Personal information
- Full name: Luíza Guisso Fiorese;
- Born: 13 July 1997 (age 28) Cachoeiro de Itapemirim, Espírito Santo, Brazil

Medal record
Women's sitting volleyball
Representing Brazil
Paralympic Games
| Bronze medal – third place | 2020 Tokyo | Team |
World Championship
| Gold medal – first place | 2022 Sarajevo | Team |

= Luiza Guisso Fiorese =

Brazilian sitting volleyball player (born 1997)

Luíza Guisso Fiorese (born 13 July 1997) is a Brazilian sitting volleyball player.

==Biography and career==
At the age of 15, Fiorese suffered from osteosarcoma in her left femur, which led her to undergo surgery to replace part of the bones in her leg with an endoprosthesis. As a result of the medical treatment, she had to stop playing handball. In November 2018, one of the players on the Brazilian sitting volleyball team saw her on a television program and contacted her.

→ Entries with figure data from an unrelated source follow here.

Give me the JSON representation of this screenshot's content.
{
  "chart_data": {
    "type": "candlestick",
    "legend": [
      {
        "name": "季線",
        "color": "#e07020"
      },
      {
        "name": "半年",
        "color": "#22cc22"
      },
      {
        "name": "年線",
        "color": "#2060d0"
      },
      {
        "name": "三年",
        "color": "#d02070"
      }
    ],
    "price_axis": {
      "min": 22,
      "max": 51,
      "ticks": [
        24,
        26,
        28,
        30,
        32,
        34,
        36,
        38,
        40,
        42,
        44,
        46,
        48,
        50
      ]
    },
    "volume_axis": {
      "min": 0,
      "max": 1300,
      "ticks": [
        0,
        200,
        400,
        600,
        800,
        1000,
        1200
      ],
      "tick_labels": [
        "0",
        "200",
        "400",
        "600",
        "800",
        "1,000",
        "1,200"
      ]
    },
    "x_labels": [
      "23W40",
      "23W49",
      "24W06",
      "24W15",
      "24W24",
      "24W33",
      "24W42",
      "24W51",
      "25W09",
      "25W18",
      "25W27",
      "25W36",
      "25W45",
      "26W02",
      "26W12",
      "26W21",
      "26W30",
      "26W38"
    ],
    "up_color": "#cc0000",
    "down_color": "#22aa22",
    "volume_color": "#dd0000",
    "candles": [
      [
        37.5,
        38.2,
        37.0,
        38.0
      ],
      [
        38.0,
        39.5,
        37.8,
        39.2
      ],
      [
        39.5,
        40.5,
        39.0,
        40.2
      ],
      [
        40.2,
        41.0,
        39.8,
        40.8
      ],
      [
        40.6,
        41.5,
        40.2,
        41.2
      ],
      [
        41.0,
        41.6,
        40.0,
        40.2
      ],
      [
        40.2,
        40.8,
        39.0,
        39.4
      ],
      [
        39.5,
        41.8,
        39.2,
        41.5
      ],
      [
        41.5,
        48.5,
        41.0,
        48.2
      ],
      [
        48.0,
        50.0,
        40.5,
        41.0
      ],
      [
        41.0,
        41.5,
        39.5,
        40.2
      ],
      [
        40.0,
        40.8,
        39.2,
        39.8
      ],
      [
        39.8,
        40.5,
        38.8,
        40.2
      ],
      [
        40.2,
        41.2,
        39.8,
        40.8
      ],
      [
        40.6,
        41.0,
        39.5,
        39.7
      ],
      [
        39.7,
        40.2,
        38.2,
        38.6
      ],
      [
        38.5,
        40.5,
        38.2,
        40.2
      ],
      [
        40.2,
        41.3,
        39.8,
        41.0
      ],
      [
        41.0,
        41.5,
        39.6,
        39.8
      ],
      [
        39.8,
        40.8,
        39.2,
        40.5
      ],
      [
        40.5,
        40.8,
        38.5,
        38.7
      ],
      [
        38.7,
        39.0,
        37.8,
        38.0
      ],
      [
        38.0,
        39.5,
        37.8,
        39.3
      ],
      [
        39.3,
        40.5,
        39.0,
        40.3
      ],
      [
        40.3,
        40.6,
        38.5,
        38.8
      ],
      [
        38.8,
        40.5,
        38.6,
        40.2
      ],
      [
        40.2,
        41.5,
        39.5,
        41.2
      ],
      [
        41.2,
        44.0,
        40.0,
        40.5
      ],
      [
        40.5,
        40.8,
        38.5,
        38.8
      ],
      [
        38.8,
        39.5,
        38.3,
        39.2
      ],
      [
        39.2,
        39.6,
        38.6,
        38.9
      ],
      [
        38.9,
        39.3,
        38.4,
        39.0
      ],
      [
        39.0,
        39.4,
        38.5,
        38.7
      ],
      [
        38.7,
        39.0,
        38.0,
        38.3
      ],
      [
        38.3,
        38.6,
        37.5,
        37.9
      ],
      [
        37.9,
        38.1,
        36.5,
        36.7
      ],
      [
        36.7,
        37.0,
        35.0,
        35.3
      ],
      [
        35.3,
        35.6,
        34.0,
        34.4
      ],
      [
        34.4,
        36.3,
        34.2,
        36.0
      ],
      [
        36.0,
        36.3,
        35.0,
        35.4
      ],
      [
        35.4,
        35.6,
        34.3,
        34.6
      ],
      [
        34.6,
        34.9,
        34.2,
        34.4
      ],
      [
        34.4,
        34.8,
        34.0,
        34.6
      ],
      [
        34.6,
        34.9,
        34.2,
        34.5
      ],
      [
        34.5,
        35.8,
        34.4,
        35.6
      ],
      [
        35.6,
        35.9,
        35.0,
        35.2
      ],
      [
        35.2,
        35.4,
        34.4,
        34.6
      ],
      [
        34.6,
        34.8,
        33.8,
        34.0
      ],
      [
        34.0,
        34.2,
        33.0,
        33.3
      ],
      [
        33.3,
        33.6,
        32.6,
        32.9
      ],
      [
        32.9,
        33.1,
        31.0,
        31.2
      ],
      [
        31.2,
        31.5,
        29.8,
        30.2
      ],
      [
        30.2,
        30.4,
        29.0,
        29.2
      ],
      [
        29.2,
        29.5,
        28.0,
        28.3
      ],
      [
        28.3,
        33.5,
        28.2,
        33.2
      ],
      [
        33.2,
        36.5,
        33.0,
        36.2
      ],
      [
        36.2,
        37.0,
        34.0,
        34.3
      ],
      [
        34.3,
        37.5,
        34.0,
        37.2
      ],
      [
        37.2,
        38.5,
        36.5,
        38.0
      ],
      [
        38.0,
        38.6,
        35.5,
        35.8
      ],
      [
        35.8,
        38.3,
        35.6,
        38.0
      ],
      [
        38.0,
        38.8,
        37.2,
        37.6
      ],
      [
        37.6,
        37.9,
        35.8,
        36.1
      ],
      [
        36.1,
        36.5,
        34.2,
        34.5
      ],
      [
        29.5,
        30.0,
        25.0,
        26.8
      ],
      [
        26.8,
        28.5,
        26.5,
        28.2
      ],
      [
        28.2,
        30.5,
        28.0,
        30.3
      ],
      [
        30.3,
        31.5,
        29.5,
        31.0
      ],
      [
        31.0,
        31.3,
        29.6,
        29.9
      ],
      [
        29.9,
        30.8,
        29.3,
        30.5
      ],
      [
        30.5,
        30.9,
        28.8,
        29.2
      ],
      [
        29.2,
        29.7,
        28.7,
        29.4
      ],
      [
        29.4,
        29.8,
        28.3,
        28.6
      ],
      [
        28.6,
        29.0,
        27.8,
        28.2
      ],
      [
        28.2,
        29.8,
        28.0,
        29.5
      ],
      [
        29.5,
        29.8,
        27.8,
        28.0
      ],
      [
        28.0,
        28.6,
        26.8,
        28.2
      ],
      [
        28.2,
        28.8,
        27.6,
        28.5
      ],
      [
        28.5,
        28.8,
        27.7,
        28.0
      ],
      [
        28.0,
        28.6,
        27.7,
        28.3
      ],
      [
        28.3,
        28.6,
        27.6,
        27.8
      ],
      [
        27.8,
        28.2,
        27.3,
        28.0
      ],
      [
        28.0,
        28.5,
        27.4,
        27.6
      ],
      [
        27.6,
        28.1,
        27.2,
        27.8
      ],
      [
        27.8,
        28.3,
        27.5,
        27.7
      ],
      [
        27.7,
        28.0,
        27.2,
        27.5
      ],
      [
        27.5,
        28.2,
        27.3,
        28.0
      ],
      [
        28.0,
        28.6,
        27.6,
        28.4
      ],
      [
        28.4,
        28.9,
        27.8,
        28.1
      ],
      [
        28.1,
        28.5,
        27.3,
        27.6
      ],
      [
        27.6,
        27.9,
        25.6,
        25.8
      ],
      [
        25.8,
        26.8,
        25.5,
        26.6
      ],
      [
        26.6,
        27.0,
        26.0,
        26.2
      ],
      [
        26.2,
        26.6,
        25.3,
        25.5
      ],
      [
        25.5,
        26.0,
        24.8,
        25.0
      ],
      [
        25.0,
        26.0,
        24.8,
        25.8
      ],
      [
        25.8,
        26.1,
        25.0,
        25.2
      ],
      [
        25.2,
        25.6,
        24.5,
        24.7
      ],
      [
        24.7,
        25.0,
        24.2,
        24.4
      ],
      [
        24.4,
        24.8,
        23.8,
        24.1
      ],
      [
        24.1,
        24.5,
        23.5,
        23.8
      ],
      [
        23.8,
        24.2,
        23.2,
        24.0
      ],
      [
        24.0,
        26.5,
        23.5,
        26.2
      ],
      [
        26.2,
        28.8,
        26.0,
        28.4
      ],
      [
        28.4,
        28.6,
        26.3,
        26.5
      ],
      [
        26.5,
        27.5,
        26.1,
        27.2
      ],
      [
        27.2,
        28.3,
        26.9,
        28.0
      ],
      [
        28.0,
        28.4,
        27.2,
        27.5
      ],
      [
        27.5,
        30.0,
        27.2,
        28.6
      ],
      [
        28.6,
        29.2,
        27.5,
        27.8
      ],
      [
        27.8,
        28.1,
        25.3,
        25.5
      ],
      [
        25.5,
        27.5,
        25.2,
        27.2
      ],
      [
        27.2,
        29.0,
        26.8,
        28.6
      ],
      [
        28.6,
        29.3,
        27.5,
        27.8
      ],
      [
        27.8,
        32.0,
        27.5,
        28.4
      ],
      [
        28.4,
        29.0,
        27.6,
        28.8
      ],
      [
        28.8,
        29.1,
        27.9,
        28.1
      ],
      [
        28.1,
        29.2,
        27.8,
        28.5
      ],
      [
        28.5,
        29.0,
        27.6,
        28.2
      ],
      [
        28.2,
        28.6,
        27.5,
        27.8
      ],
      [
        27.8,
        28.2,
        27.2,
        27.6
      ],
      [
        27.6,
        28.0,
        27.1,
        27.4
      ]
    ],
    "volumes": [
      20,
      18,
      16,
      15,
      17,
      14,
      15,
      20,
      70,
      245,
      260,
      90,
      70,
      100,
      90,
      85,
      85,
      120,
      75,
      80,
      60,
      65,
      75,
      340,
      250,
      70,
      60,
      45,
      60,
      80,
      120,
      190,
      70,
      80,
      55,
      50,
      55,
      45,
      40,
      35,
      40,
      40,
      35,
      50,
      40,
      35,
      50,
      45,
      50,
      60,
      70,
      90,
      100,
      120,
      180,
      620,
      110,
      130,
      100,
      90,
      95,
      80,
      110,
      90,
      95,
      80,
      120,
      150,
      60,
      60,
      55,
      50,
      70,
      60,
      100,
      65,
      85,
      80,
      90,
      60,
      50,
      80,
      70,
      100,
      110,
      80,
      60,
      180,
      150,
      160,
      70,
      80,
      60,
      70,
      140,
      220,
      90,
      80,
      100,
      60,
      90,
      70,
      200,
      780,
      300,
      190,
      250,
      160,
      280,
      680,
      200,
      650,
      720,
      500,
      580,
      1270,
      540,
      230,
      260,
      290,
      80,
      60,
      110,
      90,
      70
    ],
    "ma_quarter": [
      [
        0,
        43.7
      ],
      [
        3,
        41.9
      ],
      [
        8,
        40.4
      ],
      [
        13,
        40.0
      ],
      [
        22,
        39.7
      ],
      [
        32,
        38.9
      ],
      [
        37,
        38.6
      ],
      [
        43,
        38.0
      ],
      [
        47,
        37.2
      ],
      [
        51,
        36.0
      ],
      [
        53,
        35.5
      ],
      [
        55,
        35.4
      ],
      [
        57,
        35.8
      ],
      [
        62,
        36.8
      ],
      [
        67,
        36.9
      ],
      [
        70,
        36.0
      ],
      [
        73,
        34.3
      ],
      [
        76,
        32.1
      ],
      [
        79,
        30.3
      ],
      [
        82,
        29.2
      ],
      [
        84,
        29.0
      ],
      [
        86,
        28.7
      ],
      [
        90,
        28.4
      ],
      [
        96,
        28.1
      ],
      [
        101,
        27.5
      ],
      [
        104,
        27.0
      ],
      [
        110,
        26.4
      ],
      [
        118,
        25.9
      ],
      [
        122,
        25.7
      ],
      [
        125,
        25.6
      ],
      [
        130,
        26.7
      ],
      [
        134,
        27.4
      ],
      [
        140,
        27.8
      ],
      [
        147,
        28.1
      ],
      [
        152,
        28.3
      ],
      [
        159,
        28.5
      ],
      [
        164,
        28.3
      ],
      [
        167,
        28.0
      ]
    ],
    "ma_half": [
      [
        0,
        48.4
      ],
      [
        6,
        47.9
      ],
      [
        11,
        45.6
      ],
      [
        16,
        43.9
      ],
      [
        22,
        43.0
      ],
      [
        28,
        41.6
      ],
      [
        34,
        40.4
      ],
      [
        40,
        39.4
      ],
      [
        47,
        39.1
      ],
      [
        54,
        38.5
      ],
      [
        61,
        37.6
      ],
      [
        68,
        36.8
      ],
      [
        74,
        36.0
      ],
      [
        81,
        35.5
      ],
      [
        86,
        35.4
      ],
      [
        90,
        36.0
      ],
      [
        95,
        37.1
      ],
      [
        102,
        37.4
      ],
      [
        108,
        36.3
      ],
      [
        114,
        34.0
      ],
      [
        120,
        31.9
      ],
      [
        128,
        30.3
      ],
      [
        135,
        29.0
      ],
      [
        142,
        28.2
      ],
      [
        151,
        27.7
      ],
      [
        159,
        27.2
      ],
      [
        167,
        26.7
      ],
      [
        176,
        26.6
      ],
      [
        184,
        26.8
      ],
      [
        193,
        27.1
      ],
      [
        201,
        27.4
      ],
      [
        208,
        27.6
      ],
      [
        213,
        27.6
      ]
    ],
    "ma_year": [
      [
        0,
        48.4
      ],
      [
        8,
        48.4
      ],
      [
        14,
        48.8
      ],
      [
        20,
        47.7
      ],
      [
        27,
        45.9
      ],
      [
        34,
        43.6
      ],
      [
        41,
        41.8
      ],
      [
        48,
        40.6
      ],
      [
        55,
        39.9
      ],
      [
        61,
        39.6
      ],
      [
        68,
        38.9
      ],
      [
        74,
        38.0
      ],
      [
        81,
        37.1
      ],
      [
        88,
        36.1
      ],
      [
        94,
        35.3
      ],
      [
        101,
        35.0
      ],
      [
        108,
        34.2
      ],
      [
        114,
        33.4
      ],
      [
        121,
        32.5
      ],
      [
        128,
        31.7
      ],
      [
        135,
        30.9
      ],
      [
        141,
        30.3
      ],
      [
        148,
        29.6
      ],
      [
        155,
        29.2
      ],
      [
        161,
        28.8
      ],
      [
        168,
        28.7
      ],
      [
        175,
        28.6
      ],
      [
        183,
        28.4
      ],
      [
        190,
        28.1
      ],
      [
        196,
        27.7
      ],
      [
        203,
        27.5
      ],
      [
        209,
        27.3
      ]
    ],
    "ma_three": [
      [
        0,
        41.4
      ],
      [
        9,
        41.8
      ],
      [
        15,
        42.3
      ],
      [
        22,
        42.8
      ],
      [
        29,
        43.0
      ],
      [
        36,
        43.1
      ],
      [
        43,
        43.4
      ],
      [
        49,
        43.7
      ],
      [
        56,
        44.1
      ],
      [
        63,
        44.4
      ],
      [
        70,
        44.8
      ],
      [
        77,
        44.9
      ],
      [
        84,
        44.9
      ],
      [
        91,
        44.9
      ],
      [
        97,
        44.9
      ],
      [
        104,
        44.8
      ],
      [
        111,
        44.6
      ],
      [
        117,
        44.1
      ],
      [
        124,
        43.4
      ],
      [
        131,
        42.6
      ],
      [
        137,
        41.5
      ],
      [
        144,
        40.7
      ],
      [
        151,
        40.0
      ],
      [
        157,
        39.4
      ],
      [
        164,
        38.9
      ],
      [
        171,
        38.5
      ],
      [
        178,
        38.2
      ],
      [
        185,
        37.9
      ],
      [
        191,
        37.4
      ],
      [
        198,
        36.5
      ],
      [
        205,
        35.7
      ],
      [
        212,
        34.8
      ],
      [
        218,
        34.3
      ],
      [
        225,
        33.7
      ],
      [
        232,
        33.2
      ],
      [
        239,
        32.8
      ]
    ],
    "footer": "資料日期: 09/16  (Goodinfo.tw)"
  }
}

At that time, Fiorese had already undergone two surgeries and, in March 2019, she accepted the invitation to try out this new sport.

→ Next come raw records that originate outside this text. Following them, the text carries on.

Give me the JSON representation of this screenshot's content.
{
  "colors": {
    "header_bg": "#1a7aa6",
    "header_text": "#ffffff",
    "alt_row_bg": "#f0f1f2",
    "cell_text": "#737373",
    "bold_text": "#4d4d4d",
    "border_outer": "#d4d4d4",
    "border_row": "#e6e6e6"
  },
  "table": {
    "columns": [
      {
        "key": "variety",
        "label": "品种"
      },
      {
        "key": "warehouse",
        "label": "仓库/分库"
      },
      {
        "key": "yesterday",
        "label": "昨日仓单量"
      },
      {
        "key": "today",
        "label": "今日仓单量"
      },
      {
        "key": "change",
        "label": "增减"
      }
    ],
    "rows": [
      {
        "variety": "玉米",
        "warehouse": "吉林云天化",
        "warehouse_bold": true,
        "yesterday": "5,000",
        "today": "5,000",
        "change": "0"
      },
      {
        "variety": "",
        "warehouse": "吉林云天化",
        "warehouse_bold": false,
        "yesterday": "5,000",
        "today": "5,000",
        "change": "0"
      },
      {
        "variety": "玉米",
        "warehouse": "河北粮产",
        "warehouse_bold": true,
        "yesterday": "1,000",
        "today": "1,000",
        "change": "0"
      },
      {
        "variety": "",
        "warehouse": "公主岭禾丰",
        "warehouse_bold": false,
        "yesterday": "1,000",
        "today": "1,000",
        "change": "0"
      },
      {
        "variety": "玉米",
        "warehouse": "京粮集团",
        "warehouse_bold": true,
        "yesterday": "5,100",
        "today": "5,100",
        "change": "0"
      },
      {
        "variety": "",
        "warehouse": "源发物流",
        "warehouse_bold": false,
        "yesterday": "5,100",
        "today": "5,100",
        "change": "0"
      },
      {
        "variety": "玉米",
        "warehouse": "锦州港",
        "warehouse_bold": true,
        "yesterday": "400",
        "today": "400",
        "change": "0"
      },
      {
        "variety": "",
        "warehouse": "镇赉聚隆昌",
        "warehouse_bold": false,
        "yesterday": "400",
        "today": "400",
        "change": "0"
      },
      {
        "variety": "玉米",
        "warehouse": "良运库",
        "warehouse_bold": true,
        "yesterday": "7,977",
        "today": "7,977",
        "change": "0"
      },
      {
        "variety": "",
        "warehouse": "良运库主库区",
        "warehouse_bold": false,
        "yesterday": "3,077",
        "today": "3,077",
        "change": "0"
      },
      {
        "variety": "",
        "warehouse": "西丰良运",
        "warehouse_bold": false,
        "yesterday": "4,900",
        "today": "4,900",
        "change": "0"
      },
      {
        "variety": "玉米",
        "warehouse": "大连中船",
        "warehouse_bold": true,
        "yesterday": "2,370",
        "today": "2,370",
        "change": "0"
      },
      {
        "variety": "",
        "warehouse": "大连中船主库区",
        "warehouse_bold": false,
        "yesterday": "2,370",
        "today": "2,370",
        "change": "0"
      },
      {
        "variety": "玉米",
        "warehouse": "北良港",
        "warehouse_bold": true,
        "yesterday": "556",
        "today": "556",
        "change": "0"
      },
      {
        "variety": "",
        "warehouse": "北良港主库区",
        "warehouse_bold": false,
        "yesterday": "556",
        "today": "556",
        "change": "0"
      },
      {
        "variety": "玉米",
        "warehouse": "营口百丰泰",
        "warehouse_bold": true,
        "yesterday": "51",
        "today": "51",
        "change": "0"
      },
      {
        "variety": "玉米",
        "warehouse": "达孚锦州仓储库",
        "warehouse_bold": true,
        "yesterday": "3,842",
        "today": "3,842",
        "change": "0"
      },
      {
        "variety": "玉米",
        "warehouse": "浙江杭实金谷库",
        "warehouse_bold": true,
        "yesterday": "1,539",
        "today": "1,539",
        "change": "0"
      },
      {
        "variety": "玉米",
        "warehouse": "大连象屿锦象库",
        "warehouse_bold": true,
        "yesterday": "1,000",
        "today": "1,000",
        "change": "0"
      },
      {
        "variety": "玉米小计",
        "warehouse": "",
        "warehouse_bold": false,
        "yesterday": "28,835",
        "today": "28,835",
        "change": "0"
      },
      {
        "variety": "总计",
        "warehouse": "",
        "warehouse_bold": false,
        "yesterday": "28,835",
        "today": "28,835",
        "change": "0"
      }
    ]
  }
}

Fiorese won the bronze medal at the 2020 Summer Paralympics in Tokyo, representing Brazil after defeating the Canadian team 3 sets to 1. In 2022, she was part of the team that won the gold medal at the World Championship, thus guaranteeing a sport at the 2024 Summer Paralympics.

In July 2022, Fiorese participated in the Paraná Sitting Volleyball Championship, held in Curitiba, competing for Círculo Militar do Paraná (CMP), which came in second place. Also on the team was Edwarda Dias, a teammate from the national team that competed in Tokyo.